In recent months, the average payment per individual receiving SNAP is about $125 per person per month. SNAP payments increase at a decreasing rate with the size of the household. For a four-person household receiving SNAP benefits, the average estimated benefit is about $456 per household per month and the maximum possible is $640 per household per month. For the vast majority of households receiving SNAP, the benefits received are insufficient to cover all food purchased in a month, even focusing just on foods that can be bought with SNAP funds. In general, a household’s eligibility for SNAP is determined by gross income (usually a recipient must be at or below 130 percent of the poverty line) after adjustments are made for various deductions and asset holdings. Some states have more lenient eligibility policies than others.

What are the effects of the SNAP Program?

A large amount of academic research has been conducted on the effects of SNAP and other food assistance programs (see here for a recent review). Research suggests the following insights:

  • SNAP funding has very little effect on farm prices or farm income;
  • Obesity and food insecurity are associated with SNAP participation, but the relationships are not causal; high quality studies show that SNAP participation reduces the odds of being food insecure;
  • Logic dictates that most SNAP recipients, when shopping, should behave as if SNAP allocations were unrestricted cash transfers; some research suggests, however, that SNAP recipients are more likely to spend an extra SNAP dollar on food than an extra dollar received from other sources.
  • Polls indicate​ majority opposition to cuts in SNAP benefits, but support for various restrictions on SNAP spending.

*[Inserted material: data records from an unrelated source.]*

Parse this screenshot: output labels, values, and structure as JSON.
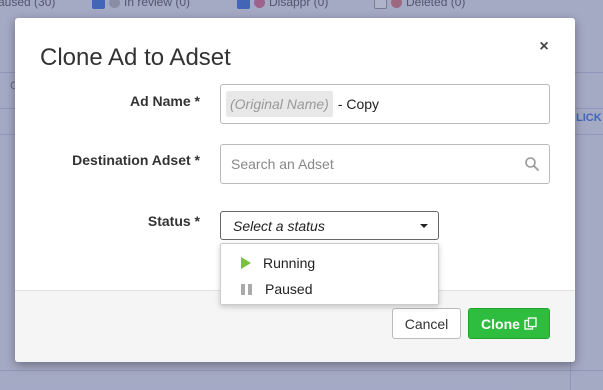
{
  "background": {
    "filters": [
      {
        "label": "aused (30)",
        "checked": false
      },
      {
        "label": "In review (0)",
        "checked": true
      },
      {
        "label": "Disappr (0)",
        "checked": true
      },
      {
        "label": "Deleted (0)",
        "checked": false
      }
    ],
    "left_column_text": "C",
    "right_column_text": "LICK"
  },
  "modal": {
    "title": "Clone Ad to Adset",
    "close_label": "×",
    "fields": {
      "ad_name": {
        "label": "Ad Name *",
        "original_name_token": "(Original Name)",
        "suffix": "- Copy"
      },
      "destination": {
        "label": "Destination Adset *",
        "placeholder": "Search an Adset",
        "value": ""
      },
      "status": {
        "label": "Status *",
        "selected": "Select a status",
        "options": [
          {
            "label": "Running",
            "icon": "play-icon",
            "color": "#7ac142"
          },
          {
            "label": "Paused",
            "icon": "pause-icon",
            "color": "#aaaaaa"
          }
        ]
      }
    },
    "buttons": {
      "cancel": "Cancel",
      "clone": "Clone"
    }
  },
  "colors": {
    "accent_green": "#2ebd3e",
    "overlay": "#50588c"
  }
}
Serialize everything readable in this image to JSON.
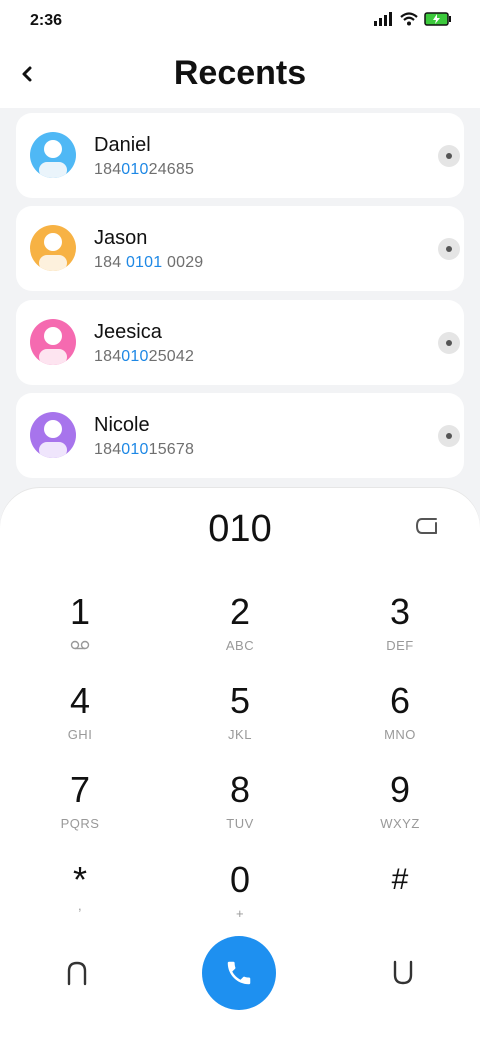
{
  "status": {
    "time": "2:36"
  },
  "header": {
    "title": "Recents"
  },
  "contacts": [
    {
      "name": "Daniel",
      "number_pre": "184",
      "number_hl": "010",
      "number_post": "24685",
      "color": "#4fb8f5"
    },
    {
      "name": "Jason",
      "number_pre": "184 ",
      "number_hl": "0101",
      "number_post": " 0029",
      "color": "#f7b244"
    },
    {
      "name": "Jeesica",
      "number_pre": "184",
      "number_hl": "010",
      "number_post": "25042",
      "color": "#f56ab0"
    },
    {
      "name": "Nicole",
      "number_pre": "184",
      "number_hl": "010",
      "number_post": "15678",
      "color": "#a774ec"
    }
  ],
  "dialpad": {
    "display": "010",
    "keys": [
      {
        "digit": "1",
        "letters": ""
      },
      {
        "digit": "2",
        "letters": "ABC"
      },
      {
        "digit": "3",
        "letters": "DEF"
      },
      {
        "digit": "4",
        "letters": "GHI"
      },
      {
        "digit": "5",
        "letters": "JKL"
      },
      {
        "digit": "6",
        "letters": "MNO"
      },
      {
        "digit": "7",
        "letters": "PQRS"
      },
      {
        "digit": "8",
        "letters": "TUV"
      },
      {
        "digit": "9",
        "letters": "WXYZ"
      },
      {
        "digit": "*",
        "letters": ","
      },
      {
        "digit": "0",
        "letters": "+"
      },
      {
        "digit": "#",
        "letters": ""
      }
    ]
  },
  "icons": {
    "back": "chevron-left-icon",
    "signal": "signal-icon",
    "wifi": "wifi-icon",
    "battery": "battery-charging-icon",
    "more": "more-icon",
    "delete": "backspace-icon",
    "voicemail": "voicemail-icon",
    "call": "phone-icon",
    "collapse_left": "collapse-icon",
    "collapse_right": "expand-icon"
  },
  "colors": {
    "accent": "#1e88e5",
    "call_button": "#1e90f0",
    "battery_green": "#3cc93c"
  }
}
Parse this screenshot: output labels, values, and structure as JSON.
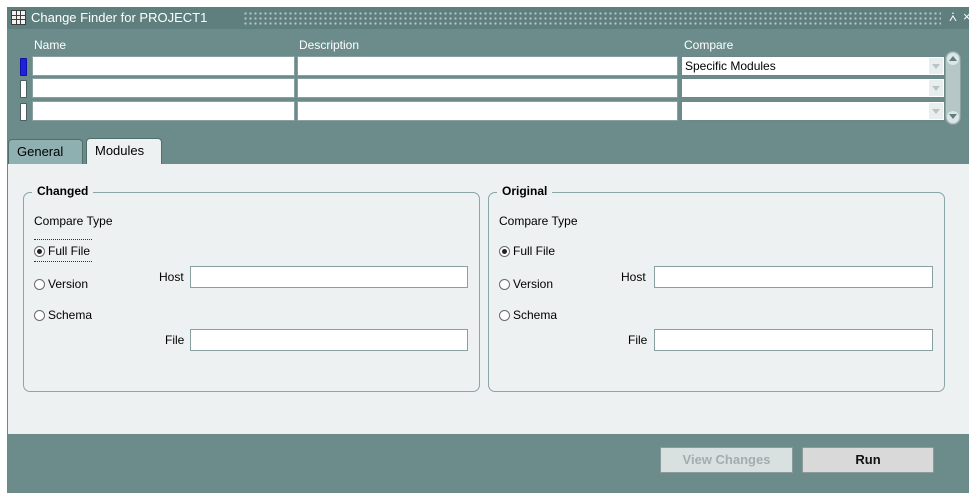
{
  "window": {
    "title": "Change Finder for PROJECT1",
    "icons": {
      "app": "grid-app-icon",
      "minimize": "minimize-icon",
      "close": "close-icon"
    },
    "minimize_glyph": "⩑",
    "close_glyph": "×"
  },
  "columns": {
    "name": "Name",
    "description": "Description",
    "compare": "Compare"
  },
  "rows": [
    {
      "name": "",
      "description": "",
      "compare": "Specific Modules"
    },
    {
      "name": "",
      "description": "",
      "compare": ""
    },
    {
      "name": "",
      "description": "",
      "compare": ""
    }
  ],
  "tabs": {
    "general": "General",
    "modules": "Modules",
    "active": "Modules"
  },
  "changed": {
    "title": "Changed",
    "compare_type_label": "Compare Type",
    "options": {
      "full_file": "Full File",
      "version": "Version",
      "schema": "Schema"
    },
    "selected": "Full File",
    "host_label": "Host",
    "file_label": "File",
    "host_value": "",
    "file_value": ""
  },
  "original": {
    "title": "Original",
    "compare_type_label": "Compare Type",
    "options": {
      "full_file": "Full File",
      "version": "Version",
      "schema": "Schema"
    },
    "selected": "Full File",
    "host_label": "Host",
    "file_label": "File",
    "host_value": "",
    "file_value": ""
  },
  "buttons": {
    "view_changes": "View Changes",
    "run": "Run"
  },
  "colors": {
    "title_bar": "#5f7f7f",
    "canvas": "#6c8c8c",
    "panel": "#eef1f1",
    "current_row": "#2020e0"
  }
}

How could SNAP be changed as a result of Farm Bill deliberations?

As the next Farm Bill discussions get underway, there is likely to be debate about potential changes in food assistance programs. Budget concerns suggest there is likely to be pressure to reduce SNAP spending, but as previously mentioned, SNAP is an entitlement program. Thus, reduced spending can only be achieved by altering eligibility or reducing benefits levels. What follows are a few proposals likely to arise in upcoming discussions about food assistance programs:

  • Reduce SNAP spending by eliminating the ability of potential participants to deduct income from certain energy assistance programs when determining eligibility;
  • Reduce SNAP spending by imposing and altering work requirements;
  • Reduce spending on SNAP by eliminating minimum payments and imposing caps;
  • Block-grant federal SNAP spending to states and require state matches;
  • Add further restrictions on the types of foods that can be purchased with SNAP to encourage healthier eating;
  • Require vendors who accept SNAP benefits to stock certain healthy foods;
  • Provide money back when SNAP benefits are spent on healthy foods; and
  • Replace some of the SNAP benefits with a “harvest box” containing staple foods directly delivered to households.

It is too soon to tell whether or to what extent any of these proposals will gain traction in upcoming Farm Bill debates. If passed, however, they could entail significant changes to what has become one of the largest social safety nets in the country.